The Shin Bet, Israel’s domestic intelligence agency, has a much-neglected “Jewish section” – overshadowed by a larger and better-funded “Arab section” – that has been either unable or unwilling to bring Jewish extremists to book. Critics have pointed out that many of the Jewish section officers are settlers themselves.
Meanwhile, Jewish terror groups, according to new research from the Shin Bet, have compiled a database of ever-bolder targets – not only of Palestinians but also of “treasonous” Israeli Jews, including peace activists, army officers, and politicians.
Extremist groups have been increasingly focusing attention on the Arab population inside Israel since the disengagement from Gaza in 2005, which resulted in the evacuation of 8,000 settlers.
Natan Zada, a soldier from a West Bank settlement, even tried to foil the disengagement a few days before it took place by opening fire on a bus in an Arab town in the Galilee, killing four and wounding dozens.

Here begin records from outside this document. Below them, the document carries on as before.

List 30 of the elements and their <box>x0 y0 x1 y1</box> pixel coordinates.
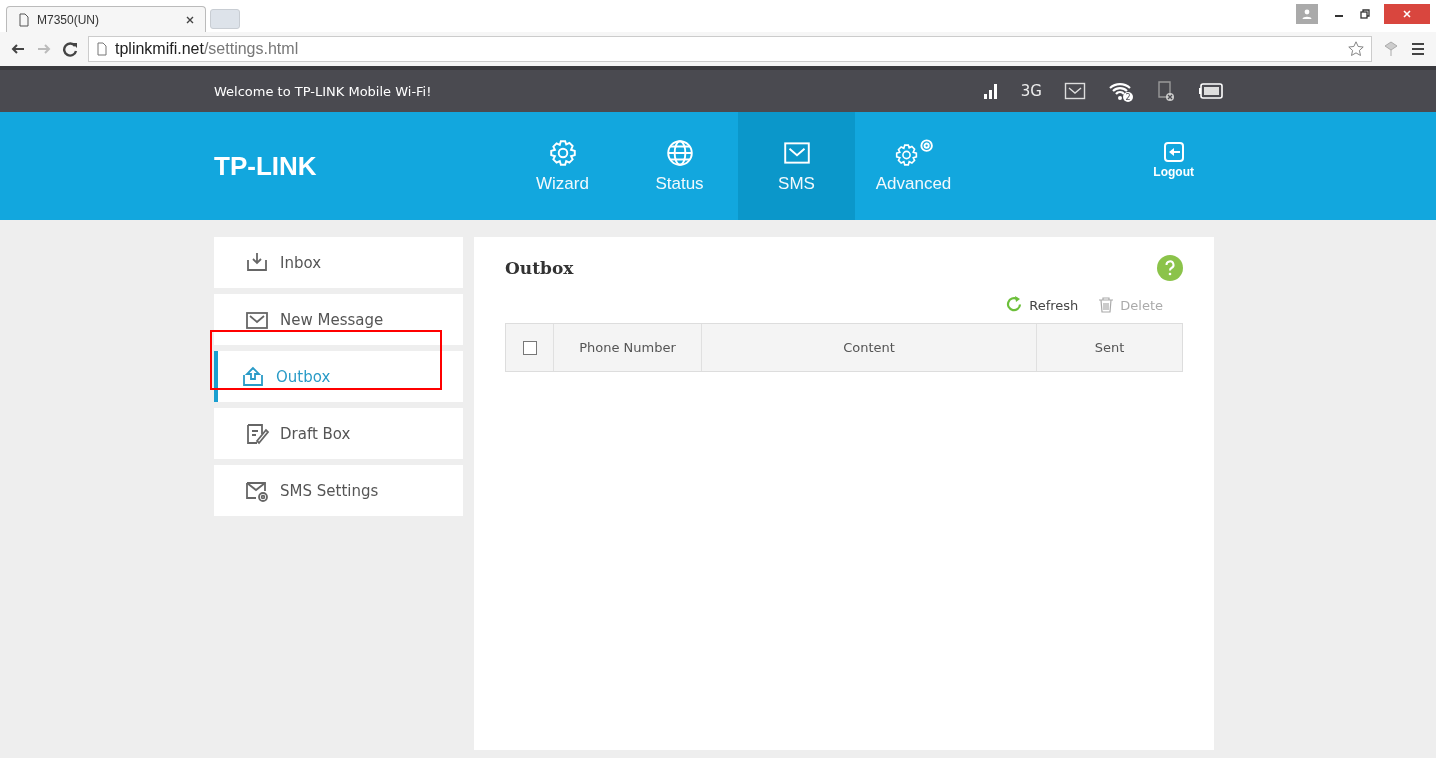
page-icon <box>95 42 109 56</box>
column-header[interactable]: Phone Number <box>554 324 702 371</box>
reload-icon[interactable] <box>62 41 78 57</box>
tab-title: M7350(UN) <box>37 12 100 27</box>
gears-icon <box>893 138 934 168</box>
panel-title: Outbox <box>505 258 574 278</box>
browser-tab[interactable]: M7350(UN) <box>6 6 206 32</box>
star-icon[interactable] <box>1347 40 1365 58</box>
user-icon[interactable] <box>1296 4 1318 24</box>
logout-icon <box>1162 141 1185 163</box>
refresh-button[interactable]: Refresh <box>1005 295 1079 315</box>
select-all-checkbox[interactable] <box>522 340 537 355</box>
sidebar-item[interactable]: Draft Box <box>214 408 463 459</box>
page-icon <box>17 12 31 27</box>
menu-icon[interactable] <box>1410 41 1426 57</box>
address-bar[interactable]: tplinkmifi.net/settings.html <box>88 36 1372 62</box>
column-header[interactable]: Content <box>702 324 1037 371</box>
mail-icon <box>1064 81 1086 101</box>
close-icon[interactable] <box>185 14 195 25</box>
network-type: 3G <box>1020 82 1042 100</box>
globe-icon <box>664 138 695 168</box>
sidebar-item[interactable]: SMS Settings <box>214 465 463 516</box>
sim-card-icon <box>1156 80 1176 102</box>
battery-icon <box>1198 81 1224 101</box>
sidebar-item[interactable]: New Message <box>214 294 463 345</box>
sidebar-item[interactable]: Inbox <box>214 237 463 288</box>
welcome-text: Welcome to TP-LINK Mobile Wi-Fi! <box>214 83 432 99</box>
column-header[interactable]: Sent <box>1037 324 1182 371</box>
logo: TP-LINK <box>214 150 318 182</box>
gear-icon <box>547 138 578 168</box>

His apparent goal was to trigger riots among Israel’s Arab citizens as a way to force the Israeli security services to redeploy away from Gaza.
Since then, a significant number of right-wing extremists have changed tack and begun establishing hardline communities inside Israel, in the middle of Arab neighborhoods in a handful of so-called mixed cities, the only places where Jews and Arabs live in close proximity.
The groups have set up in these neighborhoods hesder yeshivas, seminaries where religious men prepare for army service, rapidly increasing tensions in cities like Acre and Jaffa.
And in the last few years, far-right settlers have also started organizing marches through Arab towns in the Galilee and Negev, backed by thousands of police, in a provocative show of force.
The attack on the mosque suggests they are now developing a new, even more confrontational approach.
Their growth in confidence may derive in part from an anti-Arab climate rapidly being fostered by mainstream rabbis in Israel. Tuba is only a few kilometres from Safed, a Jewish town where Shmuel Eliyahu, the municipal rabbi and an influential spiritual figure, has led a popular campaign to expel Arab students who study at the local college.
Arab leaders in Israel have been infuriated by the failure of Israeli legal authorities to put Eliyahu and dozens of other rabbis who support his position on trial for incitement.
A few moderate rabbis have dared to speak out. Gilad Kariv, head of the Israel Movement for Progressive Judaism, this week urged Israeli religious leaders to condemn the "price tag" policy. He added: “This isn't a marginal act of hooliganism, this is the ongoing growth of a phenomenon that receives the silent approval of the community and rabbinic leadership.”